SAMPLER OF HONORS COURSES
Below are descriptions of several Honors courses that have been offered in the past. Students and faculty are always welcome to submit ideas and proposals for future Honors courses. See Appendix E for an Honors Course Proposal form.
First Year Interdisciplinary Written English & History of Civilization Seminar
This Honors Learning Community introduces first year Honors students to major types of expository and critical writing in conjunction with the study of world civilization. Topics focus on philosophical thought throughout history with emphasis on changes in government, economics, arts, science, and literature. Field trips include trips to Washington and Baltimore museums and theaters. Trips focus on the literary and historical connections of political thought and literary development.
A seminar-style course focusing on the conflict in Vietnam from a historical perspective. This seminar will be taught by Dr. John Paul Harris, a distinguished Visiting Professor to Shepherd University from Britain's Royal Military Academy Sandhurst. Dr. Harris received both his BA in History and his PhD in War Studies from King's College London. He is currently a Senior Lecturer in the Department of War Studies at the Royal Military Academy Sandhurst and has published numerous articles and book chapters in the area of War Studies and the Vietnamese conflict.
Game theory is a branch of social science that is concerned with strategic decision-making. As such, it is a collection of models and analytical tools to help us understand the phenomena that we observe when decision-makers interact. These models are abstract representations of classes of real-life situations. A central concern of these models is determining how a decision maker should choose a course of action when in competition with rivals who are acting in their own interests. Applications include voting strategies, contract negotiations, auction strategies, cartel formation, price and output decisions in oligopoly situations, political competition and coalitions, the design and use of incentives, and the use of various tactics such as brinkmanship and credible commitments.
Foundations of Non-Violence
Foundations of Nonviolence is an interdisciplinary investigation of the religious, social, political, and artistic sources for implementation of nonviolent direct action. In this context nonviolence is not merely the absence of violence but the commitment to seeking justice and significant social change in ways that do not harm those with opposing views. From the Christian admonition to turn the other cheek to India's gaining independence, from Norwegian resistance to Nazism to the American civil rights movement, we will use texts, films, lectures and student presentations to understand and critique various faces of nonviolence.
Gender and Film
Gender and Film examines the representation of gender in motion pictures. Providing an overview of critical theory, methods of film analysis and scholarly discussion and written composition. Current communications curriculum does not offer survey of literature dealing specifically with how communication reflects and shapes sociocultural constructions of gender. A seminar course in which students lead class discussions and present close readings of films. Students will also conduct a class research project in collaboration with faculty on a chosen topic and compose a scholarly monograph to be submitted for publication.

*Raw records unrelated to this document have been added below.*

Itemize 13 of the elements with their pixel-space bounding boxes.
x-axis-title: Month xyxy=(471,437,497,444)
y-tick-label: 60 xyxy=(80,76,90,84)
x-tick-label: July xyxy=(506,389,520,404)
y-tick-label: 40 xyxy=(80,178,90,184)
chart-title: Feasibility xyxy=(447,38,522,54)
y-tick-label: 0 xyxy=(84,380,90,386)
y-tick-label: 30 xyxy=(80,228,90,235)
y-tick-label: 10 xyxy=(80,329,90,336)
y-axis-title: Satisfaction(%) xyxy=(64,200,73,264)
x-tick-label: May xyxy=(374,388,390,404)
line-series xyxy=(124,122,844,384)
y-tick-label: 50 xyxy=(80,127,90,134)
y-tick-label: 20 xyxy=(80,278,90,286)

Slavery in Jefferson's Virginia
"Slavery and Freedom in Jefferson's Virginia" will examine several aspects of Virginia's 18th and early 19th century that illuminate the difficult relationship between concepts of "liberty," "freedom," and "justice," and the institution of slavery. We will focus on several approaches to the study of slavery and freedom in Virginia, including political efforts for manumission and colonization after the Revolution, religious qualms about slavery, the problems of interracial sex and families, and violent attempts throughout the period to destroy the institution. This is an intensive reading and writing course. The core of the course grade will be derived from a significant, original research paper.
Politics and Film
This class will utilize outside readings and in-class discussions as means to integrate our knowledge of political science as written and as viewed through Hollywood. An array of films will be viewed including fiction, Nonfiction, Documentaries, US-made films as well as foreign films. In addition to class discussions, students will write response papers and essays throughout the semester that are designed to combine the outside readings, class discussions, and students' own responses to the films viewed.
An advanced seminar for Honors students. Subject matter and content vary from semester to semester, with an emphasis on interdisciplinary and multidisciplinary explorations of provocative and timely topics.
Science and Religion
Science and Religion is a survey of the philosophical and historical aspects of the relationship between science and the primary world religions. It is an interdisciplinary course designed to foster dialog between people of scientific and religious backgrounds, and to encourage science students towards integration and critical thinking in their own faith traditions. After discussion of the methods of rational inference and preliminary considerations in the philosophy of science, a survey of the world religions (Hinduism, Judaism, Buddhism, Christianity, and Islam) and the naturalistic perspective will be presented, along with various philosophical models of the relationship between science and religion. Key episodes in the historic interactions between science and religion (Babylonian Astronomy, Copernicus and Galileo, the Scopes Trial, etc.) will be examined and correlated with these models.